However, the financial restrictions facing the country, which has just renegotiated a loan with the International Monetary Fund (IMF) for 44,000 million dollars, make it impossible for it to finance the project.
“As a company, we hope that it will be 100% financed by China to guarantee that there is no delay with the problems that we have with financing funds,” said Jorge Sidelnik, executive director of NASA, during a tour of the facilities of the Atucha I and Atucha II nuclear power plants, 100 kilometers from Buenos Aires.
The new plant, Atucha III, will be built on the same 50-hectare site, on the banks of the Paraná River, in the city of Lima, and will require 99 months of work, he explained.

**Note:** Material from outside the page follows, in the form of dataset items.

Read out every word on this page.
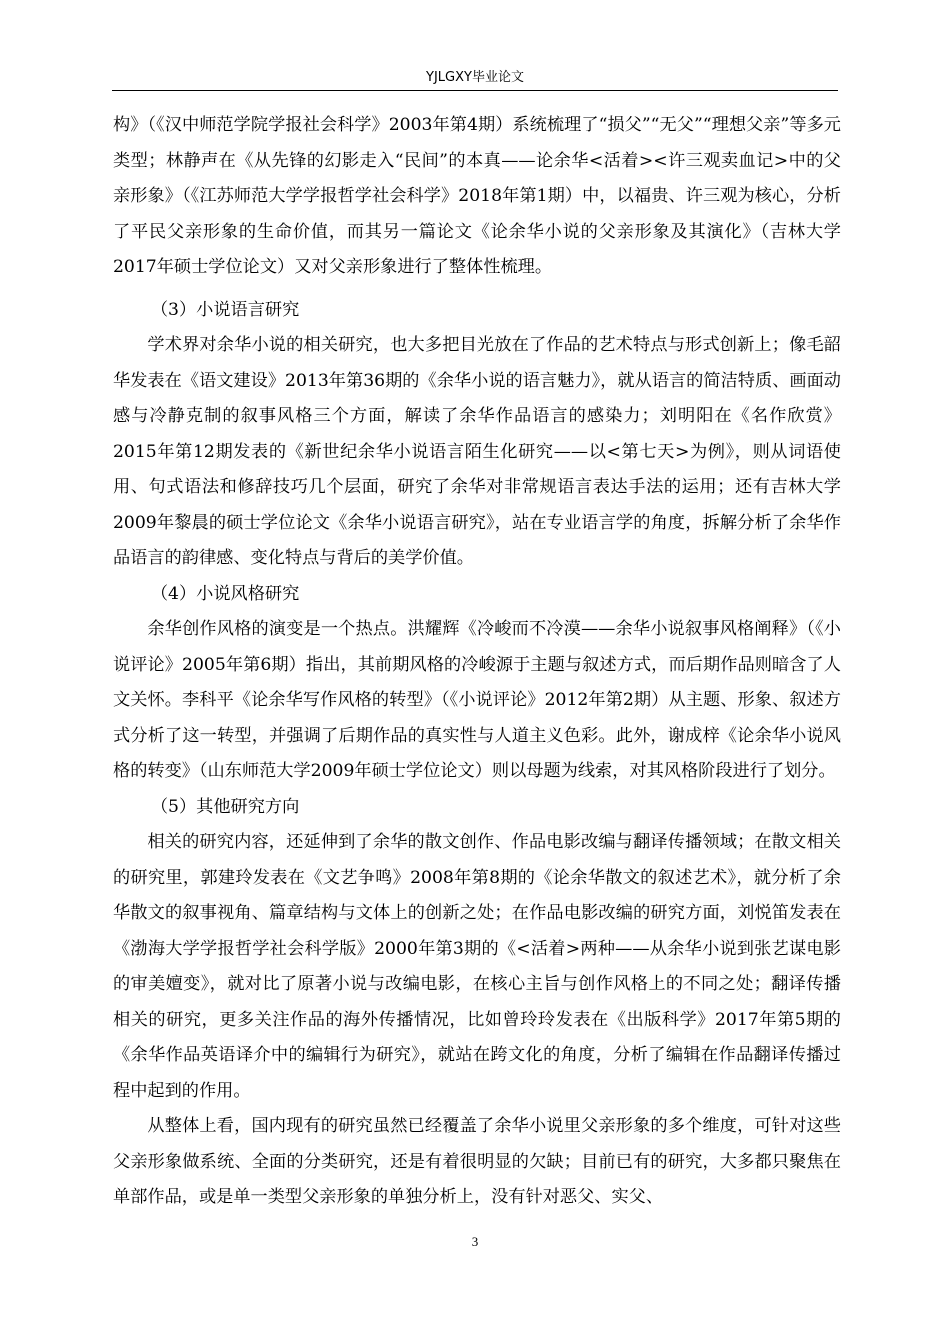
YJLGXY毕业论文

构》（《汉中师范学院学报社会科学》2003年第4期）系统梳理了“损父”“无父”“理想父亲”等多元类型；林静声在《从先锋的幻影走入“民间”的本真——论余华<活着><许三观卖血记>中的父亲形象》（《江苏师范大学学报哲学社会科学》2018年第1期）中，以福贵、许三观为核心，分析了平民父亲形象的生命价值，而其另一篇论文《论余华小说的父亲形象及其演化》（吉林大学2017年硕士学位论文）又对父亲形象进行了整体性梳理。

（3）小说语言研究

学术界对余华小说的相关研究，也大多把目光放在了作品的艺术特点与形式创新上；像毛韶华发表在《语文建设》2013年第36期的《余华小说的语言魅力》，就从语言的简洁特质、画面动感与冷静克制的叙事风格三个方面，解读了余华作品语言的感染力；刘明阳在《名作欣赏》2015年第12期发表的《新世纪余华小说语言陌生化研究——以<第七天>为例》，则从词语使用、句式语法和修辞技巧几个层面，研究了余华对非常规语言表达手法的运用；还有吉林大学2009年黎晨的硕士学位论文《余华小说语言研究》，站在专业语言学的角度，拆解分析了余华作品语言的韵律感、变化特点与背后的美学价值。

（4）小说风格研究

余华创作风格的演变是一个热点。洪耀辉《冷峻而不冷漠——余华小说叙事风格阐释》（《小说评论》2005年第6期）指出，其前期风格的冷峻源于主题与叙述方式，而后期作品则暗含了人文关怀。李科平《论余华写作风格的转型》（《小说评论》2012年第2期）从主题、形象、叙述方式分析了这一转型，并强调了后期作品的真实性与人道主义色彩。此外，谢成梓《论余华小说风格的转变》（山东师范大学2009年硕士学位论文）则以母题为线索，对其风格阶段进行了划分。

（5）其他研究方向

相关的研究内容，还延伸到了余华的散文创作、作品电影改编与翻译传播领域；在散文相关的研究里，郭建玲发表在《文艺争鸣》2008年第8期的《论余华散文的叙述艺术》，就分析了余华散文的叙事视角、篇章结构与文体上的创新之处；在作品电影改编的研究方面，刘悦笛发表在《渤海大学学报哲学社会科学版》2000年第3期的《<活着>两种——从余华小说到张艺谋电影的审美嬗变》，就对比了原著小说与改编电影，在核心主旨与创作风格上的不同之处；翻译传播相关的研究，更多关注作品的海外传播情况，比如曾玲玲发表在《出版科学》2017年第5期的《余华作品英语译介中的编辑行为研究》，就站在跨文化的角度，分析了编辑在作品翻译传播过程中起到的作用。

从整体上看，国内现有的研究虽然已经覆盖了余华小说里父亲形象的多个维度，可针对这些父亲形象做系统、全面的分类研究，还是有着很明显的欠缺；目前已有的研究，大多都只聚焦在单部作品，或是单一类型父亲形象的单独分析上，没有针对恶父、实父、

3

The plant will help the country increase the nuclear share of installed power to 8% in the coming years, from the 4.08% currently represented by the 1,763 megawatts of power from the country’s three nuclear power plants.
“This input reactor is going to last 60 years, the projections are 80 years, it is an important long-term business,” Sidelnik explained.
In addition to operating the plants, Nucleoeléctrica Argentina, whose majority shareholder is the Ministry of Economy with 79%, also carries out their design, engineering and construction.
Atucha I, the first nuclear power plant in Latin America, has an electrical power of 362 megawatts, Atucha II, 745 megawatts, and Embalse, in the province of Córdoba, 656 megawatts.